Reverting this commit in 5.15 leads to working shutdown again while 
resuming from suspension still does not work.
Hardware:
HP bw064-ng
CPU:
processor	: 0
vendor_id	: AuthenticAMD
cpu family	: 21
model		: 101
model name	: AMD A10-9620P RADEON R5, 10 COMPUTE CORES 4C+6G
stepping	: 1
microcode	: 0x6006118
GPU:
00:01.0 VGA compatible controller [0300]: Advanced Micro Devices, Inc. [AMD/ATI] Wani [Radeon R5/R6/R7 Graphics] [1002:9874] (rev ca)
Comment 1 spasswolf 2021-11-04 08:15:56 UTC
It turns out that ressuming from suspend has been broken a long time on the above hardware. The last Kernel where it works is 5.12.
The first commit where resuming from suspend leads to screen corruption is
4588f7b7dd5f09e70b6e223490a0d054c3d64071
Comment 2 Paul Gover 2021-11-05 16:21:35 UTC
Spasswolf's comment doesn't seem in any way related to this bug report.  I presume it was filed against the wrong bug!
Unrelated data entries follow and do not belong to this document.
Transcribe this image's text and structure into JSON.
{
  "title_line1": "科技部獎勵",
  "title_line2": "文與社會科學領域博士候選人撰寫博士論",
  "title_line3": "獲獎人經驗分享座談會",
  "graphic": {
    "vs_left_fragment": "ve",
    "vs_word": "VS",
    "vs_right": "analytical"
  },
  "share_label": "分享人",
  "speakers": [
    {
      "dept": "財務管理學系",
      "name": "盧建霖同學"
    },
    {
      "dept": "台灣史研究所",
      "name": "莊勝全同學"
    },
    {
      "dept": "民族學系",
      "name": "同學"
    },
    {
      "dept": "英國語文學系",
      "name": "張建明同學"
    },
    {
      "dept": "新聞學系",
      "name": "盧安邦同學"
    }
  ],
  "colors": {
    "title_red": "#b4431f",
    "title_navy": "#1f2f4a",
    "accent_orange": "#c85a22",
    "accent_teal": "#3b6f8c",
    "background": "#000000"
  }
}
I can confirm on my setup, HP laptop with an AMD "Stoney" chipset, on kernel 5.15.0 the system doesn't shutdown when you use KDE power menu "shutdown", nor if you issue the "halt" or "poweroff" commands, nor "shutdown -P now".
The keyboard is dead, so Ctl-Alt-Del doesn't reboot, all that's left is holding the power button down.
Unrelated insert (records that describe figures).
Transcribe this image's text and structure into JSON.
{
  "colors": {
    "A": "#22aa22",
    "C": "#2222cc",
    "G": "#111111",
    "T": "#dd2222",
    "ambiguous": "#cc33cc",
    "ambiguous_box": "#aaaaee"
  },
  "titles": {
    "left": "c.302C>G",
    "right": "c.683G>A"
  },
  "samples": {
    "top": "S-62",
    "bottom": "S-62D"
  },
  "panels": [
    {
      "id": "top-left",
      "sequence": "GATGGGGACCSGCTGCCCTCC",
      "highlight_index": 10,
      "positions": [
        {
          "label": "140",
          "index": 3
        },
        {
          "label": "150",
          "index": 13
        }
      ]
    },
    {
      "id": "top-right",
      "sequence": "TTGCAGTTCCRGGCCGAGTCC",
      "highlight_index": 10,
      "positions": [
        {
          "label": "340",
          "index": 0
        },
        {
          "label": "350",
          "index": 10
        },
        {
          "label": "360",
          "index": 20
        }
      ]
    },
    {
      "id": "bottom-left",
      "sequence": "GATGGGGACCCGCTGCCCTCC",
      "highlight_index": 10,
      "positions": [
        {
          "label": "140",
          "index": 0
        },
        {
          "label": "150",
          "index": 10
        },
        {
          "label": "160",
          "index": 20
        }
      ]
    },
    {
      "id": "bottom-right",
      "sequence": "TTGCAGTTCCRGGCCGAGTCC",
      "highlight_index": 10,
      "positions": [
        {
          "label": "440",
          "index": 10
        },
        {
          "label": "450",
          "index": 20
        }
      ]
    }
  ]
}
Behaviour was correct on kernel 5.14 (at least, up to 5.14.14).
Comment 3 spasswolf 2021-11-07 13:21:28 UTC
Shutdown still hangs with linux-5.15.1.
This fixes the shutdown issue for me:
diff -aur linux-5.15.1.orig/drivers/gpu/drm/amd/amdgpu/uvd_v6_0.c linux-5.15.1/drivers/gpu/drm/amd/amdgpu/uvd_v6_0.c
--- linux-5.15.1.orig/drivers/gpu/drm/amd/amdgpu/uvd_v6_0.c	2021-11-06 14:13:31.000000000 +0100
+++ linux-5.15.1/drivers/gpu/drm/amd/amdgpu/uvd_v6_0.c	2021-11-07 14:19:39.194630084 +0100
@@ -554,18 +554,6 @@
 	 * jobs for clockgating/powergating/dpm setting to
 	 * ->set_powergating_state().
 	 */
-	cancel_delayed_work_sync(&adev->uvd.idle_work);
-
-	if (adev->pm.dpm_enabled) {
-		amdgpu_dpm_enable_uvd(adev, false);
-	} else {
-		amdgpu_asic_set_uvd_clocks(adev, 0, 0);
-		/* shutdown the UVD block */
-		amdgpu_device_ip_set_powergating_state(adev, AMD_IP_BLOCK_TYPE_UVD,
-						       AMD_PG_STATE_GATE);
-		amdgpu_device_ip_set_clockgating_state(adev, AMD_IP_BLOCK_TYPE_UVD,
-						       AMD_CG_STATE_GATE);
-	}
 
 	if (RREG32(mmUVD_STATUS) != 0)
 		uvd_v6_0_stop(adev);
Comment 4 spasswolf 2021-11-14 20:31:44 UTC
This still bug is still present in the 5.15.0-next-20211112 where it breaks suspend:

static int uvd_v6_0_suspend(void *handle)
{
	int r;
	struct amdgpu_device *adev = (struct amdgpu_device *)handle;

	/*
	 * Proper cleanups before halting the HW engine:
	 *   - cancel the delayed idle work
	 *   - enable powergating
	 *   - enable clockgating
	 *   - disable dpm
	 *
	 * TODO: to align with the VCN implementation, move the
	 * jobs for clockgating/powergating/dpm setting to
	 * ->set_powergating_state().
	 */
#if 0
	cancel_delayed_work_sync(&adev->uvd.idle_work);

	if (adev->pm.dpm_enabled) {
		amdgpu_dpm_enable_uvd(adev, false);
	} else {
		amdgpu_asic_set_uvd_clocks(adev, 0, 0);
		/* shutdown the UVD block */
		amdgpu_device_ip_set_powergating_state(adev, AMD_IP_BLOCK_TYPE_UVD,
						       AMD_PG_STATE_GATE);
		amdgpu_device_ip_set_clockgating_state(adev, AMD_IP_BLOCK_TYPE_UVD,
						       AMD_CG_STATE_GATE);
	}
#endif

	r = uvd_v6_0_hw_fini(adev);
	if (r)
		return r;

	return amdgpu_uvd_suspend(adev);
}
This makes suspend work again.
Comment 5 Alex Deucher 2021-11-15 16:56:46 UTC
Should be fixed with this patch:
https://patchwork.freedesktop.org/series/96646/
Comment 6 spasswolf 2021-11-15 23:19:12 UTC
Tested the patch with linux-5.15.2, linux-next-20211115 and linux-5.16-rc1. It solves the hang on suspend (or shutdown) problem in all cases but resuming from suspend is still broken on linux-5.15.2 when the IOMMU is missing:
https://bugzilla.kernel.org/show_bug.cgi?id=214963
Comment 7 Paul Gover 2021-11-28 19:16:00 UTC
Kernel 5.15.5 (which IIUC contains the patch or equivalent) works for me.